I was just thinking of how sometimes as a kids we think the silliest funniest things what are some of ours as kids around coins So as a kid(I am Canadain it matters a bit) I watch Mr. Rodgers alot (I was born in 80s so this is common) and so I knew "Trolly" quite well after all he would take us to the Neighbourhood of make-believe. Anyways until I was about 13 I figure he was so famous the US put him on their one Cent coin. That right I thought the Lincoln memorial was a trolly lol anyone else hav some good fun stories
I told this before but here it goes.... When I was a kid (around 12), I used to do odd jobs around my disabled Uncles house ( lawn, Garden ect..). I would spend most of my time in the Spring/Summer gardening for him. I often would dig up spent coal from back in the day, obviously. . I also would get lucky and dig up a coin or two and would get all excited, like it was buried treasure. He would say that the previous owner probably dropped the coins but there were more than just a couple, hmm? Often, I would dig up several as most were close to the surface and in reasonably nice shape. It wasn't until years later that I realized that I've been had! As a Metal Detectorist, most of my copper coins were in terrible shape. That's when I realized that all the coins in the garden were actually from his own collection. Most from the 20's, 30's and 40's! The Nickels, dimes, quarters, etc. were given to me in hand. Not many cents handed out and for a good reason.
I was a fully coin addicted kid. One day I found a Spanish Cobb replica (a poor one at that) on the playground at my school. I was in coin nirvana for quite some time after that. After all, we all know that pirates hid their booty on Oklahoma school yards, right? I worshiped that toy cobb for several years before I finally had to accept reality.

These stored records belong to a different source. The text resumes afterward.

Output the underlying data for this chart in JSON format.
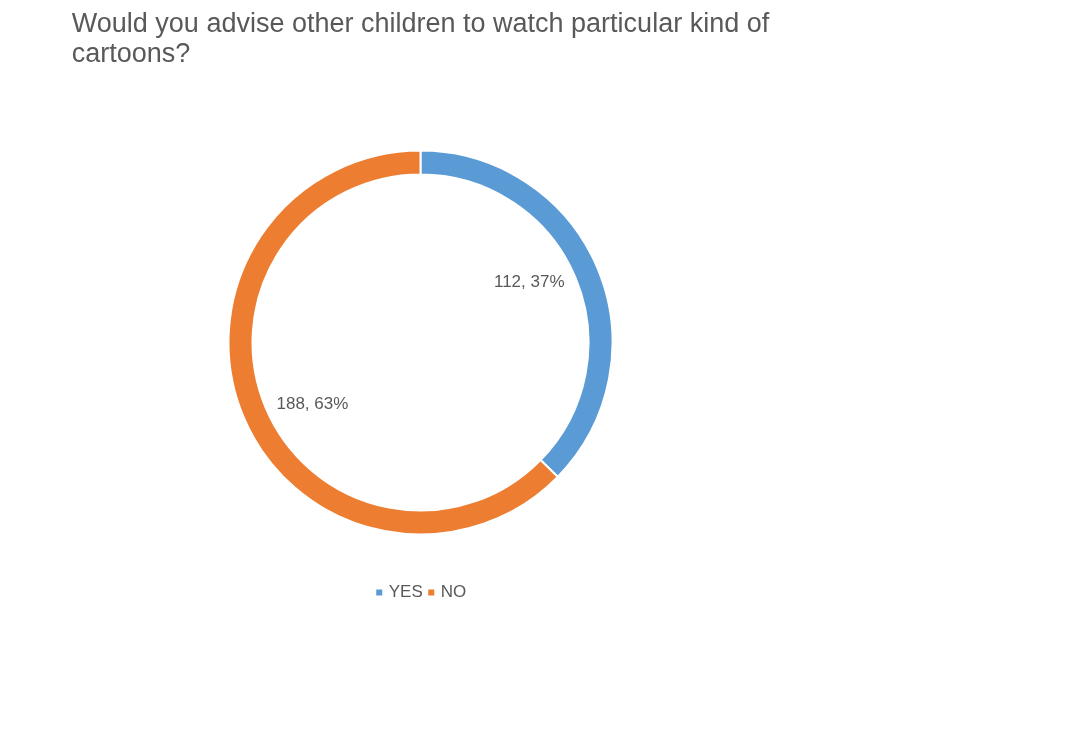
{
  "chart_data": {
    "type": "donut",
    "title": "Would you advise other children to watch particular kind of cartoons?",
    "categories": [
      "YES",
      "NO"
    ],
    "values": [
      112,
      188
    ],
    "colors": [
      "#5b9bd5",
      "#ed7d31"
    ],
    "value_labels": [
      "112, 37%",
      "188, 63%"
    ],
    "legend": "bottom"
  }
}
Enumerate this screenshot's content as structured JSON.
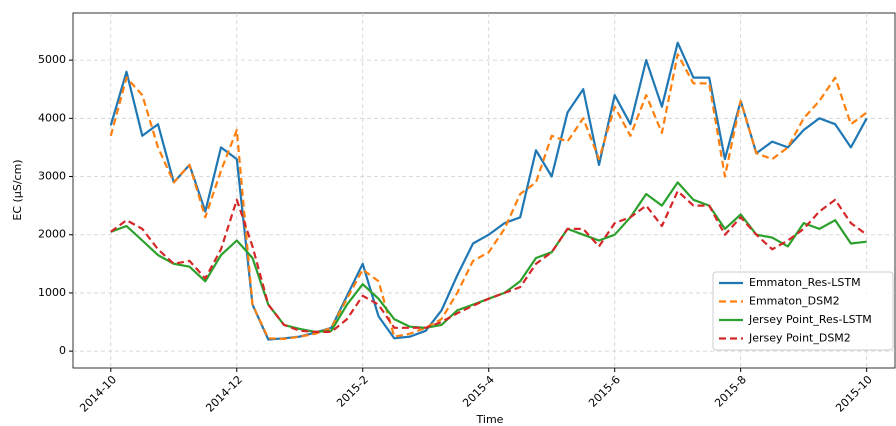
{
  "chart_data": {
    "type": "line",
    "xlabel": "Time",
    "ylabel": "EC (μS/cm)",
    "x": [
      0,
      0.25,
      0.5,
      0.75,
      1,
      1.25,
      1.5,
      1.75,
      2,
      2.25,
      2.5,
      2.75,
      3,
      3.25,
      3.5,
      3.75,
      4,
      4.25,
      4.5,
      4.75,
      5,
      5.25,
      5.5,
      5.75,
      6,
      6.25,
      6.5,
      6.75,
      7,
      7.25,
      7.5,
      7.75,
      8,
      8.25,
      8.5,
      8.75,
      9,
      9.25,
      9.5,
      9.75,
      10,
      10.25,
      10.5,
      10.75,
      11,
      11.25,
      11.5,
      11.75,
      12
    ],
    "series": [
      {
        "name": "Emmaton_Res-LSTM",
        "color": "#1f77b4",
        "style": "solid",
        "values": [
          3880,
          4800,
          3700,
          3900,
          2900,
          3200,
          2400,
          3500,
          3300,
          800,
          200,
          220,
          250,
          320,
          400,
          950,
          1500,
          600,
          220,
          250,
          350,
          700,
          1300,
          1850,
          2000,
          2200,
          2300,
          3450,
          3000,
          4100,
          4500,
          3200,
          4400,
          3900,
          5000,
          4200,
          5300,
          4700,
          4700,
          3300,
          4300,
          3400,
          3600,
          3500,
          3800,
          4000,
          3900,
          3500,
          4000
        ]
      },
      {
        "name": "Emmaton_DSM2",
        "color": "#ff7f0e",
        "style": "dashed",
        "values": [
          3700,
          4700,
          4400,
          3500,
          2900,
          3200,
          2300,
          3100,
          3800,
          800,
          220,
          210,
          250,
          300,
          400,
          900,
          1400,
          1200,
          250,
          300,
          400,
          550,
          1000,
          1550,
          1700,
          2100,
          2700,
          2900,
          3700,
          3600,
          4000,
          3300,
          4200,
          3700,
          4400,
          3750,
          5100,
          4600,
          4600,
          3000,
          4300,
          3400,
          3300,
          3500,
          4000,
          4300,
          4700,
          3900,
          4100
        ]
      },
      {
        "name": "Jersey Point_Res-LSTM",
        "color": "#2ca02c",
        "style": "solid",
        "values": [
          2050,
          2150,
          1900,
          1650,
          1500,
          1450,
          1200,
          1650,
          1900,
          1600,
          800,
          450,
          380,
          330,
          350,
          800,
          1150,
          900,
          550,
          420,
          400,
          450,
          700,
          800,
          900,
          1000,
          1200,
          1600,
          1700,
          2100,
          2000,
          1900,
          2000,
          2300,
          2700,
          2500,
          2900,
          2600,
          2500,
          2100,
          2350,
          2000,
          1950,
          1800,
          2200,
          2100,
          2250,
          1850,
          1880
        ]
      },
      {
        "name": "Jersey Point_DSM2",
        "color": "#d62728",
        "style": "dashed",
        "values": [
          2050,
          2250,
          2100,
          1750,
          1500,
          1550,
          1250,
          1750,
          2600,
          1800,
          800,
          450,
          350,
          330,
          330,
          550,
          950,
          800,
          400,
          400,
          400,
          500,
          650,
          780,
          900,
          1000,
          1100,
          1500,
          1700,
          2100,
          2100,
          1800,
          2200,
          2300,
          2500,
          2150,
          2750,
          2500,
          2500,
          2000,
          2300,
          2000,
          1750,
          1900,
          2100,
          2400,
          2600,
          2200,
          2000
        ]
      }
    ],
    "xlim": [
      -0.6,
      12.45
    ],
    "xticks": [
      {
        "value": 0,
        "label": "2014-10"
      },
      {
        "value": 2,
        "label": "2014-12"
      },
      {
        "value": 4,
        "label": "2015-2"
      },
      {
        "value": 6,
        "label": "2015-4"
      },
      {
        "value": 8,
        "label": "2015-6"
      },
      {
        "value": 10,
        "label": "2015-8"
      },
      {
        "value": 12,
        "label": "2015-10"
      }
    ],
    "ylim": [
      -290,
      5810
    ],
    "yticks": [
      0,
      1000,
      2000,
      3000,
      4000,
      5000
    ],
    "grid": true,
    "legend": "lower right"
  }
}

I remember a time long ago. I must have been nine or ten. I "found" a pirate's treasure map (actually, I drew it, crumpled it up, and rolled it around in the dirt, then rolled it up and put a string around it!). My younger brother and I went on a hunt in the woods to find the treasure! (Of course, there certainly WAS pirate's treasure in Eau Claire, Wisconsin!) Surprisingly, we never did find that treasure! I sometimes wonder if a real treasure is still there, and wish I still had that map!
When I was a kid silver dollars still circulated and someone told me that the 'S' mark meant that the coin was minted in San Francisco and the 'O' mark was for coins minted in nearby Oakland.

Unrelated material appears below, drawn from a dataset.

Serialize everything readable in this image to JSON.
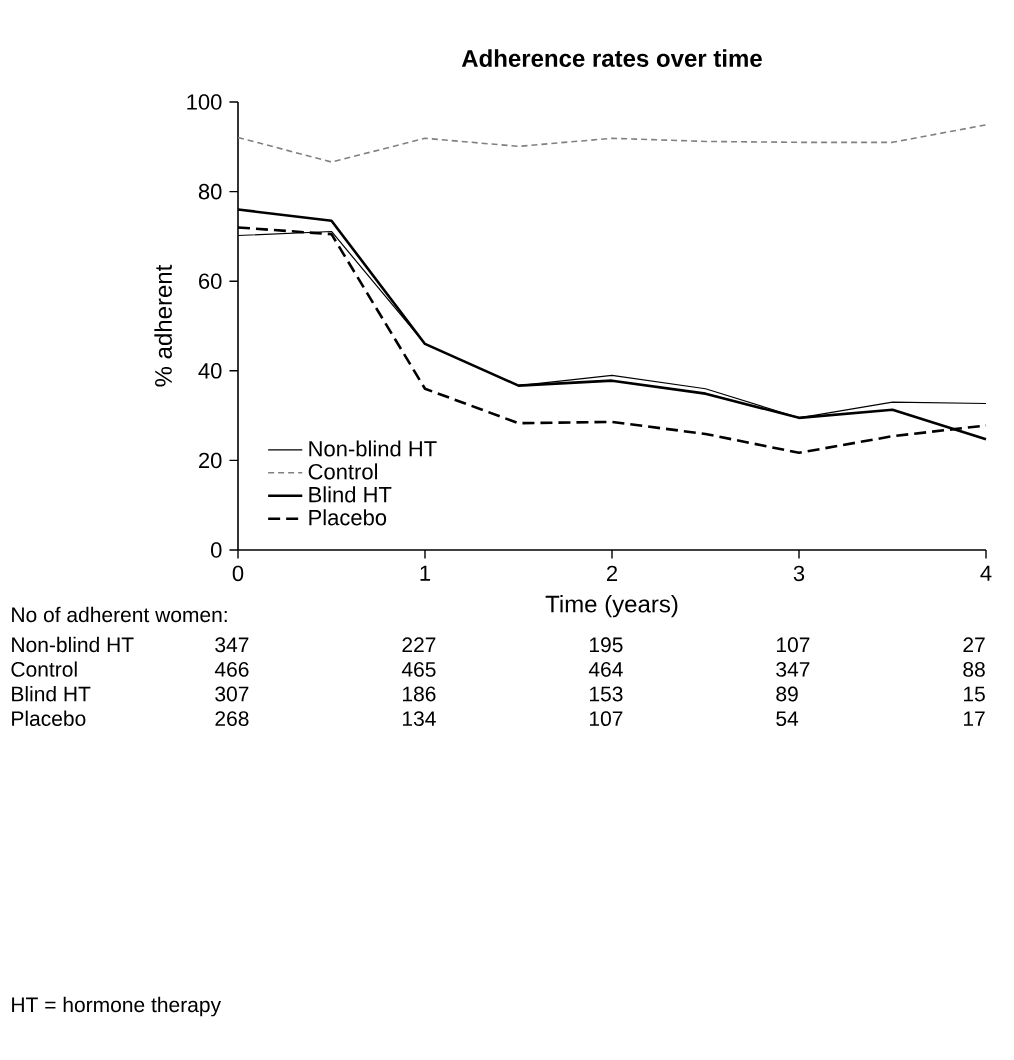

There was a Hardy Boy book I read back in the 50’s about hunting for a pirates treasure chest, been hooked on gold ever since
Can’t help but laugh at your thinking trolley’s were on the US Cent reverse. You see, I was born in the 1950’s and Trolly’s were in every day use where I lived. My mother and I had many a trip on them. When I went with my grandmother, well that was always the best. I’d help carry her purchases and the last thing she’d buy me was a hand sized bag of warm peanuts. Then it was take the trolly back home and walk 3 blocks to her house. My house was another block and a half away and things were safe then so I’d walk myself back home.
Coin related, during my early trips to coin shops I thought AU and BU both meant uncirculated. One was "brilliant" and the other was "average."
I wonder if that's where I got my idea to hunt for a treasure chest?!?! I didn't grow up in the 50s, but I might have read that book!
Didn't every kid make a treasure map? We did. I think in our case the idea came from Treasure Island by Robert Louis Stevenson, published 1883. Maybe the Hardy Boys got it from that book, as it introduced a lot of the common pirate themes - treasure chests, maps marked with X, peg leg pirates with parrots on their shoulder.
There was an old skit with the Little Rascals where one character asks the other "Which coin do you want? The Dime or the Nickel?" Then he states, "Take the Nickel because it is bigger so it worth more. "
The closest I got to a treasure map was when my friend Jake (his dad was an architect) showed up with the blue prints to First National bank. The map showed the location of the sunken vault. He wanted me to help him tunnel down there. We were 10. Somehow the mission failed for reasons I forget. James
My mother was convinced that it was illegal to own gold coins in the early 1960s. She was astonished when she was at the coin counter at the Gimbels Department Store in New York, and they had "gold coins right out there for sale!" To clarify the law, until 1974, it was illegal to own gold coins that were dated after 1933. Anything before then was legal to own. That met that a coin like this this gold sovereign from British King George VI's corronation was illegal to own for United States citizens. U.S. citizens could not legally own this piece and store it abroad.
Mr and Mrs Hiram Grant. As for coins, I was introduced to the one cent piece, and then shown a nickel and told it was five cents. I sent some time wondering how they managed to squeeze five pennies into that nickel.